2. ``xi`` -- Measures 3-d auto-correlation in a cubic cosmological box.
Assumes PERIODIC boundary conditions.
3. ``wp`` -- Measures auto 2-d point projected correlation function in a
cubic cosmological box. Assumes PERIODIC boundary conditions.
4. ``DDrppi`` -- Measures the auto/cross correlation function between
two boxes. The boxes do not need to be cubes.
5. ``DDsmu`` -- Measures the auto/cross correlation function between
two boxes. The boxes do not need to be cubes.
6. ``vpf`` -- Measures the void probability function + counts-in-cells.

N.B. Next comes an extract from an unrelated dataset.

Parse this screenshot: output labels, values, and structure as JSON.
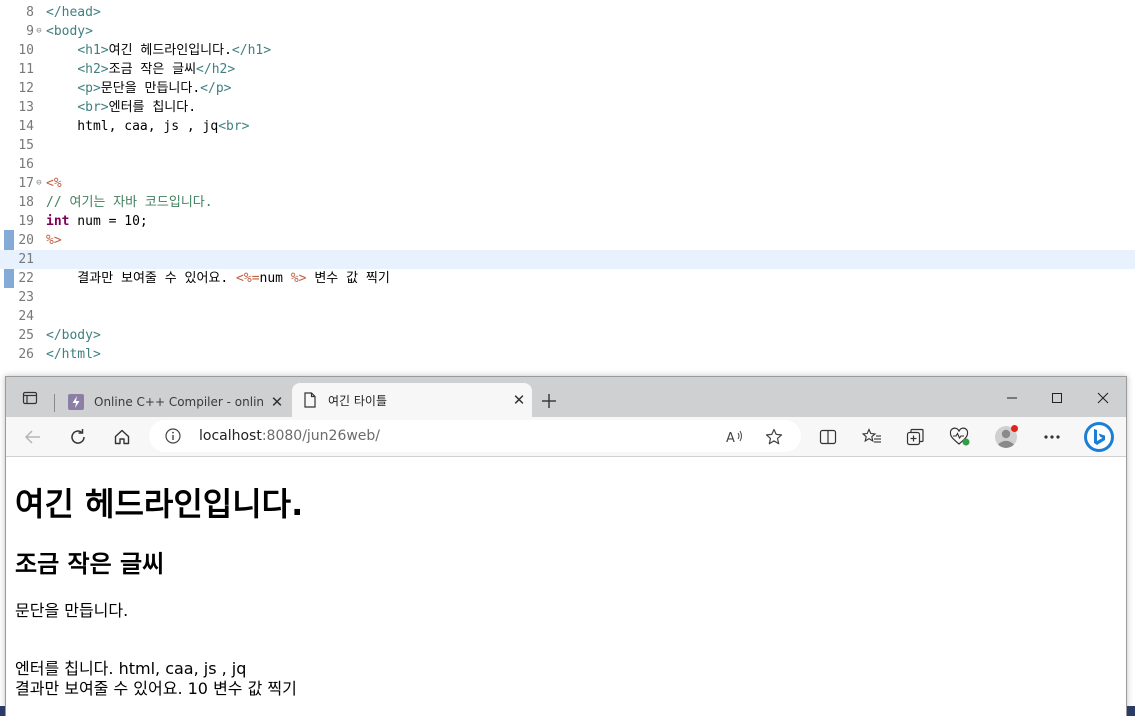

Clustering measures on observed galaxies
========================================
Input data
----------
The input galaxies are typically observed galaxies coming from a large-scale
galaxy survey. In addition, simulated galaxies that have been projected onto the sky
(i.e., where observational systematics have been incorporated and on-sky
positions have been generated) can also be used. We generically refer to both
these kinds of galaxies as "mocks".
The input galaxies are expected to have positions specified in spherical
co-ordinates with at least right ascension (RA) and declination (DEC).
For spatial correlation functions, an approximate "co-moving" distance
(speed of light multiplied by redshift, CZ) is also required.
Types of available clustering statistics
----------------------------------------
All codes that work on mock catalogs (RA, DEC, CZ) are located in the
``mocks`` directory. The various clustering measures are:
1. ``DDrppi_mocks`` -- The standard auto/cross correlation between two data
sets. The outputs, DD, DR and RR can be combined using ``wprp`` to
produce the Landy-Szalay estimator for `wp(rp)`.
2. ``DDsmu_mocks`` -- The standard auto/cross correlation between two data
sets. The outputs, DD, DR and R